I have a big zip file containing many files that i'd like to unzip by chunks to avoid consuming too much memory. 我有一个包含许多文件的大型zip文件，我想通过块解压缩以避免消耗太多内存。

I tried to use python module zipfile but I didn't find a way to load the archive by chunk and to extract it on disk. 我试图使用python模块zipfile但我找不到通过块加载存档并将其提取到磁盘上的方法。

Is there simple way to do that in python ? 有没有简单的方法在python中这样做？

EDIT 编辑

@steven-rumbalski correctly pointed that zipfile correctly handle big files by unzipping the files one by one without loading the full archive. @ steven-rumbalski正确地指出zipfile通过逐个解压缩文件而不加载完整的存档来正确处理大文件。

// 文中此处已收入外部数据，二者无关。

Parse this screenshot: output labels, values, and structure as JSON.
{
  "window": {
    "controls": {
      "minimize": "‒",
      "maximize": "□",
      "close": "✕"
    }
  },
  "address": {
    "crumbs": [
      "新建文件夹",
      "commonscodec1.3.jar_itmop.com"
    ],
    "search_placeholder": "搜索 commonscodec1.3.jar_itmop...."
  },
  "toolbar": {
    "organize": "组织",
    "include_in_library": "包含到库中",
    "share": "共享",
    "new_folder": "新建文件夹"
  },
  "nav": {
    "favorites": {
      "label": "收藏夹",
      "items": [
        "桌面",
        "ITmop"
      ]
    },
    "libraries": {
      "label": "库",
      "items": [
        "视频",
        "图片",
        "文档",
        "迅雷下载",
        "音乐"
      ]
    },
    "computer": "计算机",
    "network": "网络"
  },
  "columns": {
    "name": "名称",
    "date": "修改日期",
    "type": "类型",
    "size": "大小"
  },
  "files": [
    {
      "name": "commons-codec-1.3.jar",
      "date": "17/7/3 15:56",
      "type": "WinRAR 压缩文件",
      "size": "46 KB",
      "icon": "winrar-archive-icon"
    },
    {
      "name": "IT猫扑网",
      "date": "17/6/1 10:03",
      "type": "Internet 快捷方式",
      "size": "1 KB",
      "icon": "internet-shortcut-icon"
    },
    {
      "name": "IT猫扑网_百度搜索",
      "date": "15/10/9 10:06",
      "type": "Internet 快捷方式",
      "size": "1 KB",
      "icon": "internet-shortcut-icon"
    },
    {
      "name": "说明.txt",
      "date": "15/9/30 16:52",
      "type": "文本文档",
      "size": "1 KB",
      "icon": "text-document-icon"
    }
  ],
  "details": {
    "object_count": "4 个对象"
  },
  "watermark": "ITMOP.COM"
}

My problem here is that my zip file is on AWS S3 and that my EC2 instance cannot load such a big file in RAM so I download it by chunks and I would like to unzip it by chunk. 我的问题是我的zip文件在AWS S3上，我的EC2实例无法在RAM中加载这么大的文件，所以我按块下载它，我想用块解压缩它。

Answer 1

You don't need a special way to extract a large archive to disk. 您不需要以特殊方式将大型存档提取到磁盘。 The source Lib/zipfile.py shows that zipfile is already memory efficient. 源Lib / zipfile.py显示zipfile已经具有内存效率。 Creating a zipfile.ZipFile object does not read the whole file into memory. 创建zipfile.ZipFile对象不会将整个文件读入内存。 Rather it just reads in the table of contents for the ZIP file. 相反，它只是读取ZIP文件的目录。 ZipFile.extractall() extracts files one at a time using shutil.copyfileobj() copying from a subclass of io.BufferedIOBase . ZipFile.extractall()使用从io.BufferedIOBase的子类复制的shutil.copyfileobj() 一次提取一个文件。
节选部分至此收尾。